Missy Lorelei has an evening she describes as 'emotional, lovely, maddening and frustrating.'
Words of dissent will always find a platform with music, and Scottish folk singer Karine Polwart’s evening of protest songs starts off strongly.
Polwart is an impassioned, impish host with a gorgeous, crystal-cut voice and a terrific band. Her trio play traditional instruments and keep it low-key and there is something about the catch in Polwart’s throat when she sings the pro-environmental song ‘Cover Your Eyes,’ dedicated to Donald Trump’s land takeover, which is heart-stopping.
Israeli singer Kamilya Jubran is a revelation; her soaring vocals may be in Arabic, but the audience hang on her every word. ‘Ankamishu’ which translates as ‘I Shrink’ sounds like a lament for the lost and as she batters her oud (a lute-like instrument) the room feels charged with kinetic energy; raw, visceral and amazing.
I am all for multi-culturalism being represented at Celtic Connections and was very excited to see John Trudell, a Native American singer from Nebraska- however this performance is so earnest it is bordering on risible. The Native American voice is a beautiful instrument, but the oh-so-sincere translator intoning, a la William Shatner, “The moon…is hungry for the sun…to torch…THE EARTH!” makes several of us shift in our seats. It is not helped by a fromage-y backing synth (synthetic tom-toms? Urrrggghhh!) and Dire Straits-esque guitars. Ultimately, it sounds like a self-help meditation tape, which I am sure was not the intention…
Chris Wood is an English singer-songwriter who writes pithy songs blending self-effacing humour with coruscating political statement. ‘Hollow Point’ is a real sucker punch, his staccato acoustic guitar picking building in menace like the unfolding narrative of the Jean Charles De Menezes murder in Stockwell Station in 2005. Lest we forget.
Tonight, Justin Currie is gonna protest like it’s 1989. He seems like a nice chap, full of charm, but his tunes are crushingly anodyne, lyrics too focused on easy targets as with ‘No Surrender’ ( The Daily Mail and fat cats are corrupt? Really? Brilliant…)- which is, I fear his ‘We Didn’t Start The Fire’, complete with yet again, pre-programmed synth backing.
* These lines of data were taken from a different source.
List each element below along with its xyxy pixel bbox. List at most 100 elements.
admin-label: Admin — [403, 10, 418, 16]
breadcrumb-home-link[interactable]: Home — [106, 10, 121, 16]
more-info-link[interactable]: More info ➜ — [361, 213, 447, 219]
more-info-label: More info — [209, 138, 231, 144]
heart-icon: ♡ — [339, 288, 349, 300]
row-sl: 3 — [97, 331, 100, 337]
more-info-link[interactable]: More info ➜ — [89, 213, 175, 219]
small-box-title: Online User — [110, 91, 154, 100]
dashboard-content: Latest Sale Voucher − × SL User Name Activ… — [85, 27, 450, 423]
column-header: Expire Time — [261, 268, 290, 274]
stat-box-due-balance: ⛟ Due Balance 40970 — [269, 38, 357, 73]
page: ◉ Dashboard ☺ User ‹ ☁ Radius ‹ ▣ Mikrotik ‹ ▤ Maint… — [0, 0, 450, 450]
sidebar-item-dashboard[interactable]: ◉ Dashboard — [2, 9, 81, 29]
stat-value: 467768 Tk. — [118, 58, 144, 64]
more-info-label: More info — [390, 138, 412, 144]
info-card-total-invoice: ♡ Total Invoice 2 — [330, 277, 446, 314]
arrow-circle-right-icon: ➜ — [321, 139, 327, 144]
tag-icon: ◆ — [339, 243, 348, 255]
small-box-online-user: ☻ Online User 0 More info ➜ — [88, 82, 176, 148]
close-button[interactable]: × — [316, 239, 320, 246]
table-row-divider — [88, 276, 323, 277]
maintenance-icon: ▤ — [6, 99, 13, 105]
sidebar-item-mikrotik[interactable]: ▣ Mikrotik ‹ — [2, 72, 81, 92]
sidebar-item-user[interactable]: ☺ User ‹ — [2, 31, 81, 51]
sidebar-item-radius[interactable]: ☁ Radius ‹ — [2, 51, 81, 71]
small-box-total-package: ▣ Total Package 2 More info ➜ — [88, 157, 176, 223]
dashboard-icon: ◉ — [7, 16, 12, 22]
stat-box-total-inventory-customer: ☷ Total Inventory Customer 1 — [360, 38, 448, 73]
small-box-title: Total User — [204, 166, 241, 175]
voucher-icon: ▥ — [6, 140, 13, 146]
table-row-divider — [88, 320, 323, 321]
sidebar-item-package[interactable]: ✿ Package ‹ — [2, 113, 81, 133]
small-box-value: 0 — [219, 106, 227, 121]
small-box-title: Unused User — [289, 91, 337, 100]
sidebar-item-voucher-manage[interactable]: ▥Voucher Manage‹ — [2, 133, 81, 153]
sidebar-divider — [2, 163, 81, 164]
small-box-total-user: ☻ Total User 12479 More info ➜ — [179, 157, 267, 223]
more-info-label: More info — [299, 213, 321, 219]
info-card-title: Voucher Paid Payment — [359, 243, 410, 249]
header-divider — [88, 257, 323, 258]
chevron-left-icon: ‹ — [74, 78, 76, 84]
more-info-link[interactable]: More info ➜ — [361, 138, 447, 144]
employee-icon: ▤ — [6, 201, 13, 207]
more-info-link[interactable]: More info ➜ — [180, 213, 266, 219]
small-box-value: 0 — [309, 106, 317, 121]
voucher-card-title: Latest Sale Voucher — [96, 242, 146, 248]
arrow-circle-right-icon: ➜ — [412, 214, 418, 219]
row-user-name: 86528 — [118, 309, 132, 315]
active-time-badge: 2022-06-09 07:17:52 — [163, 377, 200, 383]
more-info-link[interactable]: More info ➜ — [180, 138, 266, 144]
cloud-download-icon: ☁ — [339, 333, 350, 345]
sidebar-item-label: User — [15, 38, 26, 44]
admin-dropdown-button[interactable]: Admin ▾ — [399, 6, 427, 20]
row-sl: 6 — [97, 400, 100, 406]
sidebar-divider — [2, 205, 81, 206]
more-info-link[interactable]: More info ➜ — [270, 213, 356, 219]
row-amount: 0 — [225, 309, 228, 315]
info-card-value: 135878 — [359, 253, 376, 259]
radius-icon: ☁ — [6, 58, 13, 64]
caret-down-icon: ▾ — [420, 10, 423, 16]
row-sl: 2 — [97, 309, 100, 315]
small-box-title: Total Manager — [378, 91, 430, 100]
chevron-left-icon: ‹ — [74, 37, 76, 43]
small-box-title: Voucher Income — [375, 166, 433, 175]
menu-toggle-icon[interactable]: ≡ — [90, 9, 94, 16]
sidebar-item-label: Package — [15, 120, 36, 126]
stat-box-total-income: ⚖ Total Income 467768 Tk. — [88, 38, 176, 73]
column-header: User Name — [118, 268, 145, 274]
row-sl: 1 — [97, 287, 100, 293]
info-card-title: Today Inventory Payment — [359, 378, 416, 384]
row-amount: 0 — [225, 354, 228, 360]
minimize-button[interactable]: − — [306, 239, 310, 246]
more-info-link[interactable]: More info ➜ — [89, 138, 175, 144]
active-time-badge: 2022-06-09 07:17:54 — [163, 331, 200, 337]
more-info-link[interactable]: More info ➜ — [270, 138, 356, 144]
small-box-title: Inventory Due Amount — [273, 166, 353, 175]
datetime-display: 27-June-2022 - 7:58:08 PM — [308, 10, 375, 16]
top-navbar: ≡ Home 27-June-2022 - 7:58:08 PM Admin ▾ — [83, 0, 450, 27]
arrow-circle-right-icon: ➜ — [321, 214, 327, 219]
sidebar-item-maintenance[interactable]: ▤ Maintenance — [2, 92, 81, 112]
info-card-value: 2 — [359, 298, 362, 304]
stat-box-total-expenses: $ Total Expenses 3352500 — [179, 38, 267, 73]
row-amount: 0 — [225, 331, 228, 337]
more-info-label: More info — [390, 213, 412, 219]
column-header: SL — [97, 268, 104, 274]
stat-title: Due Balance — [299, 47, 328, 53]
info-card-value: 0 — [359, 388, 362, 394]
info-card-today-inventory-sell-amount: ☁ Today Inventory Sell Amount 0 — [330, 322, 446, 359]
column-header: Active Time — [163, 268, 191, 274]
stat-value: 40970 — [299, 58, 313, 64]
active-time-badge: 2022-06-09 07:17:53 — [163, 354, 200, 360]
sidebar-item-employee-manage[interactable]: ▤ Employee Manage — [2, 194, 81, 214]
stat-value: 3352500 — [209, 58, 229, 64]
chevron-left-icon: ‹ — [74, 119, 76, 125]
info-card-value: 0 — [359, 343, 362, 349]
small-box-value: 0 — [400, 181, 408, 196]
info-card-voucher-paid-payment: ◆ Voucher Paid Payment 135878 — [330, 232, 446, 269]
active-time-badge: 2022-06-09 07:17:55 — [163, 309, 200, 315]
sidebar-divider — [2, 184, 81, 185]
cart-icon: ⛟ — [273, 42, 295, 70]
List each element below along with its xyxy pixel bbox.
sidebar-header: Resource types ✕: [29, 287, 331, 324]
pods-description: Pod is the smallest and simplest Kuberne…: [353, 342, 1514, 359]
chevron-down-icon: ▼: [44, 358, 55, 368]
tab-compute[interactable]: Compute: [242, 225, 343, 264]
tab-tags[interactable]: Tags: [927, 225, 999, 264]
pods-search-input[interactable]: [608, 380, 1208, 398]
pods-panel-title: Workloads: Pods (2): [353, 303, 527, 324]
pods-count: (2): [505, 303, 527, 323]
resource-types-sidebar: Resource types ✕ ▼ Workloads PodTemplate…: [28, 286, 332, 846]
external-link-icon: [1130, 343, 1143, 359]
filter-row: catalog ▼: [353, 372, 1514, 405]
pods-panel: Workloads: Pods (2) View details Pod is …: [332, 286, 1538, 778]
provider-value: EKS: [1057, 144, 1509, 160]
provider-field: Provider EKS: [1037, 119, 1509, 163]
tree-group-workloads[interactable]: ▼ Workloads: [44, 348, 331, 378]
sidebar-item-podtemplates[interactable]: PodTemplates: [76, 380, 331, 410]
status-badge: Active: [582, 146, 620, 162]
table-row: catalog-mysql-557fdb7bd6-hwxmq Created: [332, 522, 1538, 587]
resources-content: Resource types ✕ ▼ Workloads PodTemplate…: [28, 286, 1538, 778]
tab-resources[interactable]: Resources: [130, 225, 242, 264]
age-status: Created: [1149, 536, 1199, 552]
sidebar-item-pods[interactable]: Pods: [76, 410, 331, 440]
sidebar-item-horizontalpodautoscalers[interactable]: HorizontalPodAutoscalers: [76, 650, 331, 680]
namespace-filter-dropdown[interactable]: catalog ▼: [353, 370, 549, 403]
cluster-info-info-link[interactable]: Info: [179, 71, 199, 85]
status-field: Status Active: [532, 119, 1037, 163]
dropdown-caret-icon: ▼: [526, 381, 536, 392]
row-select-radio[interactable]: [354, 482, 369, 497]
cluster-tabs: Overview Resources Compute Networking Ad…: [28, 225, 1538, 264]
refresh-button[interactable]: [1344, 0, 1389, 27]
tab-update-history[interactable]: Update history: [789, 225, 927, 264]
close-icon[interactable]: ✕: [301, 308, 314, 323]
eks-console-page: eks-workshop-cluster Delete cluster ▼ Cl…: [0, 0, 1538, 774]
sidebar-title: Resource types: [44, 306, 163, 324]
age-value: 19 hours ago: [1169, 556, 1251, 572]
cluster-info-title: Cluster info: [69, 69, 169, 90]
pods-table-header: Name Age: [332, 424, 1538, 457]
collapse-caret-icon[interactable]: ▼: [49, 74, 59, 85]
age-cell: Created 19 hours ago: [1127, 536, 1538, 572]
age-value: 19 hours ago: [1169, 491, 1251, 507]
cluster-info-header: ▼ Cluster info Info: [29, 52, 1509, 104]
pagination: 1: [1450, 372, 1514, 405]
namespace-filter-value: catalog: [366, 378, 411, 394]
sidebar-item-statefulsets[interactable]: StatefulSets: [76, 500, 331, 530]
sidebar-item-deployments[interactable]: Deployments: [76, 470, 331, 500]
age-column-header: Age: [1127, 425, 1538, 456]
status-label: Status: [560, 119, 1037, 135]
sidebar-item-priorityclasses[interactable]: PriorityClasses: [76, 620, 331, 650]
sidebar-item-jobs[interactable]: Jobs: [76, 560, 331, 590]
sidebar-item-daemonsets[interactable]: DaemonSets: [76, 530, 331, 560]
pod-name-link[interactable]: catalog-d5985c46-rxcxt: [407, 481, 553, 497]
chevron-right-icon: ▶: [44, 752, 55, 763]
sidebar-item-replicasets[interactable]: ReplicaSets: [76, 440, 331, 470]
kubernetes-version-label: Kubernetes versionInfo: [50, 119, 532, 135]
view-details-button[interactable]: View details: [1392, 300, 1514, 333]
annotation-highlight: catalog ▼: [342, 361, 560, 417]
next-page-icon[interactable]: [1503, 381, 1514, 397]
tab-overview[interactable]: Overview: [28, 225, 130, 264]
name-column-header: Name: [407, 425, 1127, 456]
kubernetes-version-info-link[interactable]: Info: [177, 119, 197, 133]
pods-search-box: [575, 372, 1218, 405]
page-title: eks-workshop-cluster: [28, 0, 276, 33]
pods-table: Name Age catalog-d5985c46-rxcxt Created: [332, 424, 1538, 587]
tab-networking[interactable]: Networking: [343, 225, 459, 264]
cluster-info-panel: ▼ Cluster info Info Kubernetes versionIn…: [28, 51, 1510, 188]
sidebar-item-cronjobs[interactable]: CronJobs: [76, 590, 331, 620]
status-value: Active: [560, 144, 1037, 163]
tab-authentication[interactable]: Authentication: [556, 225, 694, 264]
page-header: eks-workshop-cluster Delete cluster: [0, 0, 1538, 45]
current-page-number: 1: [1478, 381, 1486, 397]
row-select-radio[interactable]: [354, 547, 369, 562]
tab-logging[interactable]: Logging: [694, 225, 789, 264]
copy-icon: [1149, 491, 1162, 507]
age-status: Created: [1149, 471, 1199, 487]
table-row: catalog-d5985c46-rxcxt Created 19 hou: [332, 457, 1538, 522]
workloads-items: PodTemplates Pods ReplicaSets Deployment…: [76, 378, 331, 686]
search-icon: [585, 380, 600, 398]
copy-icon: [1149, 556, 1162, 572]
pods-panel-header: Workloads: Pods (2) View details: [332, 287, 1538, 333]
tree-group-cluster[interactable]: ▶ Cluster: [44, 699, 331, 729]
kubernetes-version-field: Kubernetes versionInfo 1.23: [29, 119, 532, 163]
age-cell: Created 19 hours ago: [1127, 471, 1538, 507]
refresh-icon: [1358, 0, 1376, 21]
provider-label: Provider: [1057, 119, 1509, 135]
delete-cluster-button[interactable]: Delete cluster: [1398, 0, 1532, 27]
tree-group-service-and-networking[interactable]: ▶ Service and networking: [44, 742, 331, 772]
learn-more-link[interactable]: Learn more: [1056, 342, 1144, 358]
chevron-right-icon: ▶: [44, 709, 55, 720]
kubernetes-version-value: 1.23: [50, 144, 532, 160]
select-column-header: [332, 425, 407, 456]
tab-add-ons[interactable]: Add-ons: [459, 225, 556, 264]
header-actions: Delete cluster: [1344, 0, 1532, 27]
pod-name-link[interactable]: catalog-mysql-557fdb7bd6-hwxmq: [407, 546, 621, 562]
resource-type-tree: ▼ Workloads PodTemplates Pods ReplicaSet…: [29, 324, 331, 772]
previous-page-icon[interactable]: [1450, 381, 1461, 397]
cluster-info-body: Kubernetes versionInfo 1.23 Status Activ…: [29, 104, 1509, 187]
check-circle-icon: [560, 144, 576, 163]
Pura Fe, who makes her Scottish debut tonight, is an American singer, activist, ballet dancer and musician with a massive gospel-inflected voice despite her tiny frame and has an immensely talented duo of pedal-steel/acoustic guitarists. ‘Roots’ provides a stomping country soul finale to an evening which for me has been emotional, lovely, maddening and frustrating in equal measure.